En-dehors de l’engagement climatique évident de ce roman, nous avons force éloges à faire à cette histoire poétique. Des destins si différents se croisent dans une famille qui sera toujours dysfonctionnelle, où l’amour de la nature sera si intense qu’un des enfants Greenwood se demandera pourquoi sa mère ne l’aime pas autant que les arbres.
Cette fresque familiale est passionnante et très bien écrite. Je suis méfiante des romans qui font beaucoup de retours en arrière car je crains de ne pas réussir à m’attacher aux personnages de l’histoire qui peuvent apparaître trop furtivement.
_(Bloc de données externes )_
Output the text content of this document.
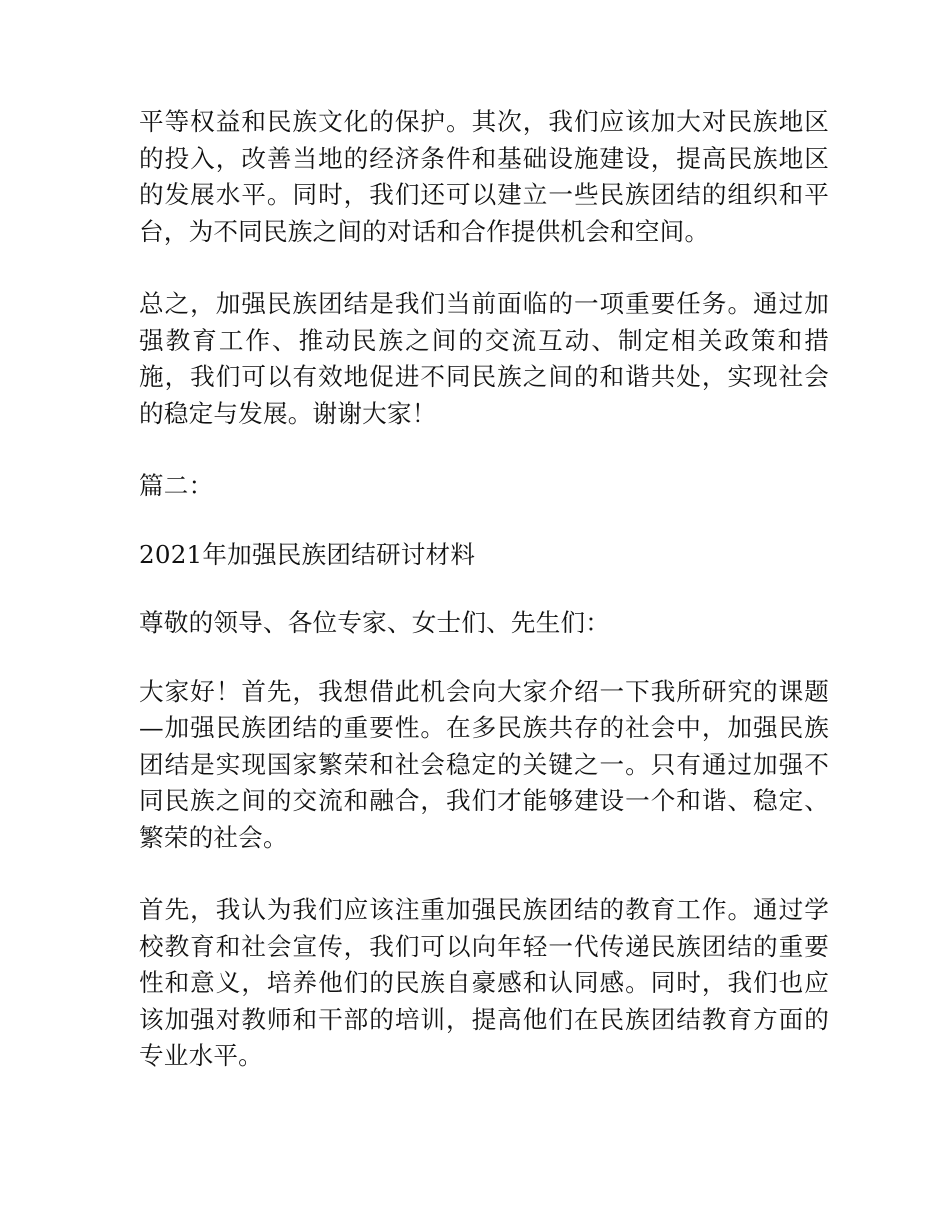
平等权益和民族文化的保护。其次，我们应该加大对民族地区的投入，改善当地的经济条件和基础设施建设，提高民族地区的发展水平。同时，我们还可以建立一些民族团结的组织和平台，为不同民族之间的对话和合作提供机会和空间。

总之，加强民族团结是我们当前面临的一项重要任务。通过加强教育工作、推动民族之间的交流互动、制定相关政策和措施，我们可以有效地促进不同民族之间的和谐共处，实现社会的稳定与发展。谢谢大家！

篇二：

2021年加强民族团结研讨材料

尊敬的领导、各位专家、女士们、先生们：

大家好！首先，我想借此机会向大家介绍一下我所研究的课题—加强民族团结的重要性。在多民族共存的社会中，加强民族团结是实现国家繁荣和社会稳定的关键之一。只有通过加强不同民族之间的交流和融合，我们才能够建设一个和谐、稳定、繁荣的社会。

首先，我认为我们应该注重加强民族团结的教育工作。通过学校教育和社会宣传，我们可以向年轻一代传递民族团结的重要性和意义，培养他们的民族自豪感和认同感。同时，我们也应该加强对教师和干部的培训，提高他们在民族团结教育方面的专业水平。
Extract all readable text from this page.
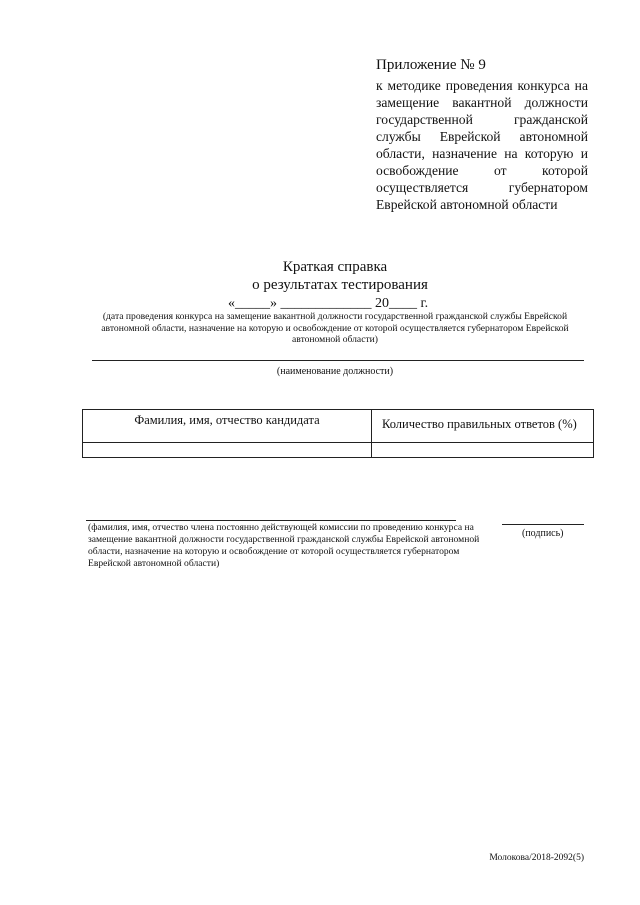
Приложение № 9

к методике проведения конкурса на замещение вакантной должности государственной гражданской службы Еврейской автономной области, назначение на которую и освобождение от которой осуществляется губернатором Еврейской автономной области

Краткая справка
о результатах тестирования
«_____» _____________ 20____ г.
(дата проведения конкурса на замещение вакантной должности государственной гражданской службы Еврейской автономной области, назначение на которую и освобождение от которой осуществляется губернатором Еврейской автономной области)
(наименование должности)
Фамилия, имя, отчество кандидата	Количество правильных ответов (%)

(фамилия, имя, отчество члена постоянно действующей комиссии по проведению конкурса на замещение вакантной должности государственной гражданской службы Еврейской автономной области, назначение на которую и освобождение от которой осуществляется губернатором Еврейской автономной области)
(подпись)
Молокова/2018-2092(5)
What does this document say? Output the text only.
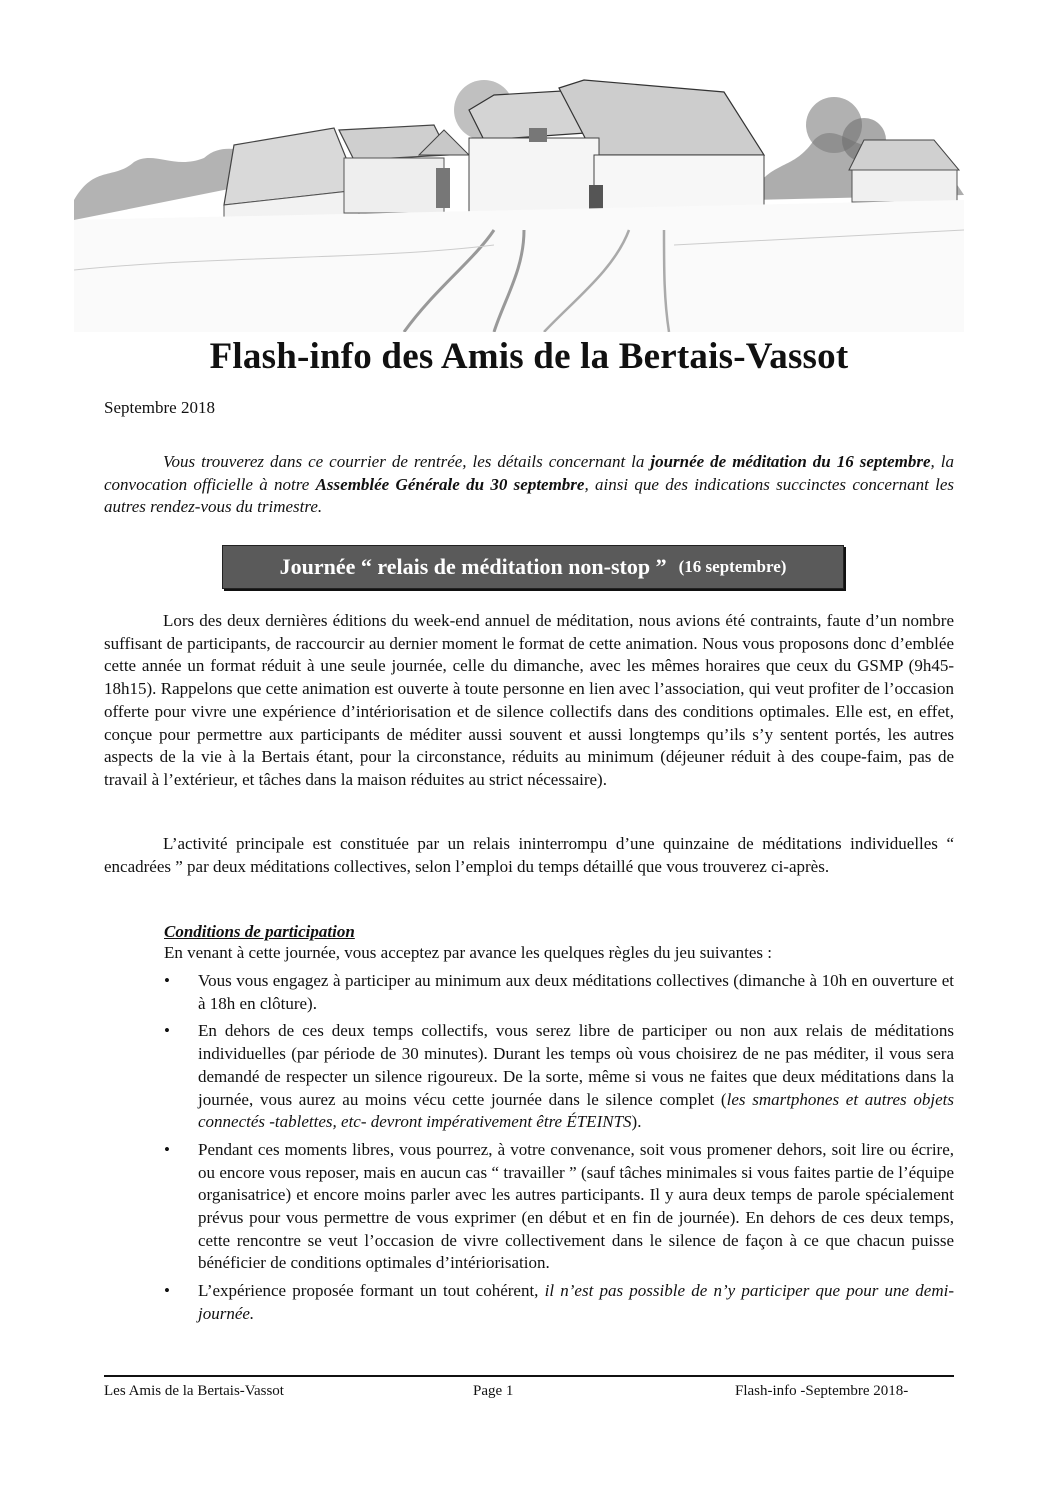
Flash-info des Amis de la Bertais-Vassot
Septembre 2018

Vous trouverez dans ce courrier de rentrée, les détails concernant la journée de méditation du 16 septembre, la convocation officielle à notre Assemblée Générale du 30 septembre, ainsi que des indications succinctes concernant les autres rendez-vous du trimestre.

Journée “ relais de méditation non-stop ” (16 septembre)

Lors des deux dernières éditions du week-end annuel de méditation, nous avions été contraints, faute d’un nombre suffisant de participants, de raccourcir au dernier moment le format de cette animation. Nous vous proposons donc d’emblée cette année un format réduit à une seule journée, celle du dimanche, avec les mêmes horaires que ceux du GSMP (9h45-18h15). Rappelons que cette animation est ouverte à toute personne en lien avec l’association, qui veut profiter de l’occasion offerte pour vivre une expérience d’intériorisation et de silence collectifs dans des conditions optimales. Elle est, en effet, conçue pour permettre aux participants de méditer aussi souvent et aussi longtemps qu’ils s’y sentent portés, les autres aspects de la vie à la Bertais étant, pour la circonstance, réduits au minimum (déjeuner réduit à des coupe-faim, pas de travail à l’extérieur, et tâches dans la maison réduites au strict nécessaire).

L’activité principale est constituée par un relais ininterrompu d’une quinzaine de méditations individuelles “ encadrées ” par deux méditations collectives, selon l’emploi du temps détaillé que vous trouverez ci-après.

Conditions de participation
En venant à cette journée, vous acceptez par avance les quelques règles du jeu suivantes :
• Vous vous engagez à participer au minimum aux deux méditations collectives (dimanche à 10h en ouverture et à 18h en clôture).
• En dehors de ces deux temps collectifs, vous serez libre de participer ou non aux relais de méditations individuelles (par période de 30 minutes). Durant les temps où vous choisirez de ne pas méditer, il vous sera demandé de respecter un silence rigoureux. De la sorte, même si vous ne faites que deux méditations dans la journée, vous aurez au moins vécu cette journée dans le silence complet (les smartphones et autres objets connectés -tablettes, etc- devront impérativement être ÉTEINTS).
• Pendant ces moments libres, vous pourrez, à votre convenance, soit vous promener dehors, soit lire ou écrire, ou encore vous reposer, mais en aucun cas “ travailler ” (sauf tâches minimales si vous faites partie de l’équipe organisatrice) et encore moins parler avec les autres participants. Il y aura deux temps de parole spécialement prévus pour vous permettre de vous exprimer (en début et en fin de journée). En dehors de ces deux temps, cette rencontre se veut l’occasion de vivre collectivement dans le silence de façon à ce que chacun puisse bénéficier de conditions optimales d’intériorisation.
• L’expérience proposée formant un tout cohérent, il n’est pas possible de n’y participer que pour une demi-journée.
Les Amis de la Bertais-Vassot	Page 1	Flash-info -Septembre 2018-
Ici, Michael Christie prend le temps (c’est le cas de le dire, sur près de 600 pages) de nous présenter chacun de ses protagonistes. L’écrivain nous émeut d’un monde qui se détruit, et imagine une vie de demain terrifiante. Il axe son roman sur les enjeux de notre Planète, et nous ne pouvons nous empêcher de nous remettre quelque peu en cause…
Conclusion
Le roman de Michael Christie est passionnant. Cet écrivain est une très belle découverte de la rentrée littéraire 2021. En s’appuyant sur les enjeux environnementaux qui nous frappent depuis quelques décennies, l’écrivain nous plonge dans le passé et dans le futur à travers une fresque familiale dans laquelle aventure, amour et sagesse se mêlent.